Russel, lei suona in una band. Tornerà a farlo anche in futuro?

“Assolutamente sì, magari torneremo anche qui in Italia. La cosa bella è che non paghiamo pubblicità dal 2006. Ormai mi basta un tweet e il concerto va sold out in pochi minuti”.

Russel, le donne sono figure dominanti nella storia del film, è d’accordo?

“Certo, solo che credo che il Nirvana, e quindi la perfezione, si raggiunga solo attraverso il bilanciamento, dove l’uomo ama e rispetta la donna e viceversa. Non credo in una leadership da parte di uno dei due sessi, né al cinema né nella vita. Bisogna camminare insieme”.

Ryan, nel futuro c’è “Blade Runner”, cosa ci può anticipare al riguardo?

“Niente, posso solo dire o Blade o Runner, ho un cecchino che mi segue ovunque, se dico qualcosa di sbagliato mi fa fuori (ride n.d.r.). In realtà inizieremo a girare presto. Ho amato il mondo e i personaggi del primo film, è una storia che merita di continuare”.

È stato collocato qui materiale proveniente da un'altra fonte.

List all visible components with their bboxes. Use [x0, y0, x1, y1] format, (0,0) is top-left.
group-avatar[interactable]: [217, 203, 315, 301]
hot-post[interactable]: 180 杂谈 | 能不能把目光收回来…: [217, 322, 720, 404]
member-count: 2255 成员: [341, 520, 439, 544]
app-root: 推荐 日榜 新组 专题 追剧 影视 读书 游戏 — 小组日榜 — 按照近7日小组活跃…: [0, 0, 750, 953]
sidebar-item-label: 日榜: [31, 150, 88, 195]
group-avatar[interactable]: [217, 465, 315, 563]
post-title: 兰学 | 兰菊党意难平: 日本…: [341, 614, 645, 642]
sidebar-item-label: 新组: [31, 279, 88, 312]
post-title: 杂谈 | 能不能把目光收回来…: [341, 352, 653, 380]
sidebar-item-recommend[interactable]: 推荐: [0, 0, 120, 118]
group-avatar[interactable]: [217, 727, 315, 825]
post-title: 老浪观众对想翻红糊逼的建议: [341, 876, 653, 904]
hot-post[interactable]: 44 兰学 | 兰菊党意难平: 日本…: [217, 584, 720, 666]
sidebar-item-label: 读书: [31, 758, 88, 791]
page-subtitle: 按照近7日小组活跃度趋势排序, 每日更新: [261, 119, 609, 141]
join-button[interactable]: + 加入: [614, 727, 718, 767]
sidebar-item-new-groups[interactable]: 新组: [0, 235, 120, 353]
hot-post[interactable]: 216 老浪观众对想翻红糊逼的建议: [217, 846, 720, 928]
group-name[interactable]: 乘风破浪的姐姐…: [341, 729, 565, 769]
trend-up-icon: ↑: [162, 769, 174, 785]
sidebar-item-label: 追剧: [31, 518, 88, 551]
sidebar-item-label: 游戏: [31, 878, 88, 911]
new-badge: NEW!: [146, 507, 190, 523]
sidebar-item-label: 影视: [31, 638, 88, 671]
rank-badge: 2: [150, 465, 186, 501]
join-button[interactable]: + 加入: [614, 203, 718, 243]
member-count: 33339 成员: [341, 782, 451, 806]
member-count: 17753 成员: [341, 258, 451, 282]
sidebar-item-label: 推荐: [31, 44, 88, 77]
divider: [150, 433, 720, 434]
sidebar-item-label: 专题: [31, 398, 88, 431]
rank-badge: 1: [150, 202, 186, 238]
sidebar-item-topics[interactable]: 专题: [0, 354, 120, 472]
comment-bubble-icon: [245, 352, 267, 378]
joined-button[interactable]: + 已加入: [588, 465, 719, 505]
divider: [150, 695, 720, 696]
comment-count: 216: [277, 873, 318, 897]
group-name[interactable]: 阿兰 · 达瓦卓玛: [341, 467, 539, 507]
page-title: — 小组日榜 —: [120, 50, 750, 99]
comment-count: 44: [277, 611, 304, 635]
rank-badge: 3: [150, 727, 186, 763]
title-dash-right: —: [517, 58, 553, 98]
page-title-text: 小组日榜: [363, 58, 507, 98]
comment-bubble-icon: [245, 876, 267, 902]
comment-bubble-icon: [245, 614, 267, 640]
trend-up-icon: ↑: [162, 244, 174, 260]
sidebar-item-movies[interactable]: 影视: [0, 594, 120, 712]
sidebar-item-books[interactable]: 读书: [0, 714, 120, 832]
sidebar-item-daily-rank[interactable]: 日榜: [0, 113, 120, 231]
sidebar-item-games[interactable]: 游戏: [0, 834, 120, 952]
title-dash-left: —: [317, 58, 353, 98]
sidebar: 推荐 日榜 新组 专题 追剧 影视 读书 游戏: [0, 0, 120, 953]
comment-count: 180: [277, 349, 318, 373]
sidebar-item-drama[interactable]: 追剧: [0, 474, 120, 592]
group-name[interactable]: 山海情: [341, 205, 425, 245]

Entrambi avete debuttato alla regia nel 2014. Pensate di tornare dietro la macchina da presa?

Russell Crowe: “Vorrei tornare a dirigere un film con una grande storia. Non mi sono mai sentito così bene come dirigendo The Water Diviner. Sono stato io a prendere tutte le decisioni. Finora mi hanno offerto la regia solo di piccole storie odiose. Storie di gente intorno a un tavolo, per lo più ambientate in una stanza. Io vorrei invece una grande tela, vorrei essere come Tiziano. Finché non mi sentirò così, aspetterò”.

Ryan Gosling: “Dopo Lost river ho in mente un paio di progetti, spero di realizzarne uno l’anno prossimo”.